Melissa Peterson's Claims
Duncanville and Chief Brown both argue that Melissa Peterson's claims against them should be dismissed, because she lacks standing. See Duncanville's Br. [ECF No. 40 at 9-10]; Brown's Br. [ECF No. 38 at 6-7]. They argue that the right to bring a Section 1983 claim is personal and does not accrue to a relative, and also that she is not within the class of persons with standing to bring a wrongful death claim under Texas law. See Duncanville's Br. [ECF No. 40 at 9-10]; Brown's Br. [ECF No. 38 at 6-7]. Plaintiffs failed to address this argument in their Opposition. See Opp'n [ECF No. 45]. With respect to Plaintiffs' federal claims, "[c]onstitutional standing requires that the plaintiff personally suffer[] some actual or threatened injury that can fairly be traced to the challenged action and is redressable by the courts." Doe v. Tangipahoa Parish Sch. Bd., 494 F.3d 494, 496 (5th Cir. 2007). In addition, with respect to Plaintiffs' state claims, such "[a]n action to recover damages . . . is for the exclusive benefit of the surviving spouse, children, and parents of the deceased." TEX. CIV. PRAC. & REM. CODE § 71.004. Therefore, the claims of Clinton Peterson's sister, Melissa Peterson against Duncanville and Chief Brown should also be dismissed on these grounds.
RECOMMENDATION
For the foregoing reasons, the undersigned respectfully recommends that the District Court GRANT Chief Brown's Motion to Dismiss [ECF No. 37], and GRANT Duncanville's Motion to Dismiss [ECF No. 39].
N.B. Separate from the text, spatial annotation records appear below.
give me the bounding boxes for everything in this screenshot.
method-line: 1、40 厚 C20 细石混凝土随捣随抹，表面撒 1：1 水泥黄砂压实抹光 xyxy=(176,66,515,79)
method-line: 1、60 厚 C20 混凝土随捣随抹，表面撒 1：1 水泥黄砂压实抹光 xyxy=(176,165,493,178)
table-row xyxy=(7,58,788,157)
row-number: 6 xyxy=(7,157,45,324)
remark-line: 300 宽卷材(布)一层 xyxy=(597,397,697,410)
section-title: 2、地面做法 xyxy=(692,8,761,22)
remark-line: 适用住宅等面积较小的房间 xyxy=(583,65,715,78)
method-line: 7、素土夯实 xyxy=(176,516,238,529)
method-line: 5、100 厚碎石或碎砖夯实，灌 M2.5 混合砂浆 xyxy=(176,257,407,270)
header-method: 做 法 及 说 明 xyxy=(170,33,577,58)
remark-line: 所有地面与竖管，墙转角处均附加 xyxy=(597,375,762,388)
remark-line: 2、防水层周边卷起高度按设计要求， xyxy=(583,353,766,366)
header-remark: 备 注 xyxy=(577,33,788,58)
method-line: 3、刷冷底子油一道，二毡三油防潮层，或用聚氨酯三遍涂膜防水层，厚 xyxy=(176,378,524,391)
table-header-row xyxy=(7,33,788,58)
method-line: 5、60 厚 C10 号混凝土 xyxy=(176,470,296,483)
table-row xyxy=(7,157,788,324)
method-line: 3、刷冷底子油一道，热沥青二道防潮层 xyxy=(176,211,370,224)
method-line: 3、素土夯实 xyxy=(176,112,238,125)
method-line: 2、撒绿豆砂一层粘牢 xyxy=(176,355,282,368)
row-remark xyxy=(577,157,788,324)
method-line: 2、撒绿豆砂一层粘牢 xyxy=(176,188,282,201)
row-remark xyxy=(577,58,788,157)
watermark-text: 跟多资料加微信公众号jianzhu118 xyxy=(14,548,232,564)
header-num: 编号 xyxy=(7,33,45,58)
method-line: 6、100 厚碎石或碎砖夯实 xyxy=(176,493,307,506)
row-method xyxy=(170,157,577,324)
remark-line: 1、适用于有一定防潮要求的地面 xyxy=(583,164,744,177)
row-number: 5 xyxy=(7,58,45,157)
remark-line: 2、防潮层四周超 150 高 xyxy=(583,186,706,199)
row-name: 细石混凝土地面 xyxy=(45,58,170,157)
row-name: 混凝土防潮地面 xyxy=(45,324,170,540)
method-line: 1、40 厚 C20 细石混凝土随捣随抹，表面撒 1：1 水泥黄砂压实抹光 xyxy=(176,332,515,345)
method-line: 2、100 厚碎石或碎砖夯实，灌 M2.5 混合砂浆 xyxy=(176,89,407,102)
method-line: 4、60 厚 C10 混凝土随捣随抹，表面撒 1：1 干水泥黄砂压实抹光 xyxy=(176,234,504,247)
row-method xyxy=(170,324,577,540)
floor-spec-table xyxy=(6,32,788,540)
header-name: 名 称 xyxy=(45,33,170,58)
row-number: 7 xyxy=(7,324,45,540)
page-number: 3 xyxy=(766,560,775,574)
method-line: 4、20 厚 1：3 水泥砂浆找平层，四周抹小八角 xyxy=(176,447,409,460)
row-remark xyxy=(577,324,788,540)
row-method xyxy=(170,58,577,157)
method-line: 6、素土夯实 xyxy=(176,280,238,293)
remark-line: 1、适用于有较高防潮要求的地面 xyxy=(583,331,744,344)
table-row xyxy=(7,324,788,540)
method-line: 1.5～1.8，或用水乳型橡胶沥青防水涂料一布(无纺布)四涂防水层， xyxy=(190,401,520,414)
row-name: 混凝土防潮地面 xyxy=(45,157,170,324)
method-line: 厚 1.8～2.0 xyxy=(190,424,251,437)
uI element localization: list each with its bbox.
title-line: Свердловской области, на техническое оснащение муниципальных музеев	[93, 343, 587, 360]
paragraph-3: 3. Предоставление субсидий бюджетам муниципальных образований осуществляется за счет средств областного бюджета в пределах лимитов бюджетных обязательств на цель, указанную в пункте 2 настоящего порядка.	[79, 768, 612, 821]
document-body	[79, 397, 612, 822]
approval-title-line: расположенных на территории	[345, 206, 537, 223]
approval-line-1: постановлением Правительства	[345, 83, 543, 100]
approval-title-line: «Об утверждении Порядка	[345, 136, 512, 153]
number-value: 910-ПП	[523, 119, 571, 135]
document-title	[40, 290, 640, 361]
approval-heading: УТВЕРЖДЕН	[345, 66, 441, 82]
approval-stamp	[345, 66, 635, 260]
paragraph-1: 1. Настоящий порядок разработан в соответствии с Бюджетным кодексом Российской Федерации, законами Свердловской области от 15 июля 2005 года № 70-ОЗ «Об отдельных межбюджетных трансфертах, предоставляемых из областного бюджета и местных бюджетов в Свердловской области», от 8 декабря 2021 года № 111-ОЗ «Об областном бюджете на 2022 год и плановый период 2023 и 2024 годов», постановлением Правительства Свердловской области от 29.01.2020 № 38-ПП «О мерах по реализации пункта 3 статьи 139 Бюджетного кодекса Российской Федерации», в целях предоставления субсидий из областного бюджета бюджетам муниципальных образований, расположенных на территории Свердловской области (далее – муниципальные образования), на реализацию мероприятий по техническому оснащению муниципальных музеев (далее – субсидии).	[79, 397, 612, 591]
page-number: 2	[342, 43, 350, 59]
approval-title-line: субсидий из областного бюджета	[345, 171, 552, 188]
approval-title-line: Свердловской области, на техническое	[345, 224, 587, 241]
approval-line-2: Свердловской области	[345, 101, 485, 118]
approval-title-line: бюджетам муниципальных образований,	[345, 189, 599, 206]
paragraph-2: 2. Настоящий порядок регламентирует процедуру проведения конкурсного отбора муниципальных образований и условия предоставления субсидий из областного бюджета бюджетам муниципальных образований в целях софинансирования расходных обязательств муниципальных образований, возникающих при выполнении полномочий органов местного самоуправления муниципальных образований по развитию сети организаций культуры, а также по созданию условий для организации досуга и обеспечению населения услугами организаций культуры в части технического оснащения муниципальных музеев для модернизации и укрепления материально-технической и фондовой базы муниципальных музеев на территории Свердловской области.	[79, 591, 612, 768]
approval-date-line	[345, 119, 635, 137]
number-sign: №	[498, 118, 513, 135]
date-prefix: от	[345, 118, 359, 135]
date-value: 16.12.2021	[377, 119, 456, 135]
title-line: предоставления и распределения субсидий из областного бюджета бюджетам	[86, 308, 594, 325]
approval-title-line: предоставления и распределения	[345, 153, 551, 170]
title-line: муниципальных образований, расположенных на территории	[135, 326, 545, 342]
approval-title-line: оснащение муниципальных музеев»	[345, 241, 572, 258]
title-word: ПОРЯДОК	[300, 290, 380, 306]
SO RECOMMENDED, this 1st day of August, 2016.
/s/_________
PAUL D. STICKNEY
UNITED STATES MAGISTRATE JUDGE
INSTRUCTIONS FOR SERVICE AND
NOTICE OF RIGHT TO APPEAL/OBJECT
The United States District Clerk shall serve a true copy of these findings, conclusions, and recommendation on the parties. Pursuant to Title 28, United States Code, Section 636(b)(1), any party who desires to object to these findings, conclusions, and recommendation must serve and file written objections within fourteen days after service of the findings, conclusions, and recommendation. A party filing objections must specifically identify those findings, conclusions, or recommendation to which objections are being made. The District Court need not consider frivolous, conclusory, or general objections. A party's failure to file such written objections to these proposed findings, conclusions, and recommendation shall bar that party from a de novo determination by the District Court. See Thomas v. Arn, 474 U.S. 140, 150 (1985). Additionally, any failure to file written objections to the proposed findings, conclusions, and recommendation within fourteen days after service shall bar the aggrieved party from appealing the factual findings and legal conclusions of the Magistrate Judge that are accepted by the District Court, except upon grounds of plain error. See Douglass v. United Servs. Auto. Ass'n, 79 F.3d 1415, 1417 (5th Cir. 1996) (en banc).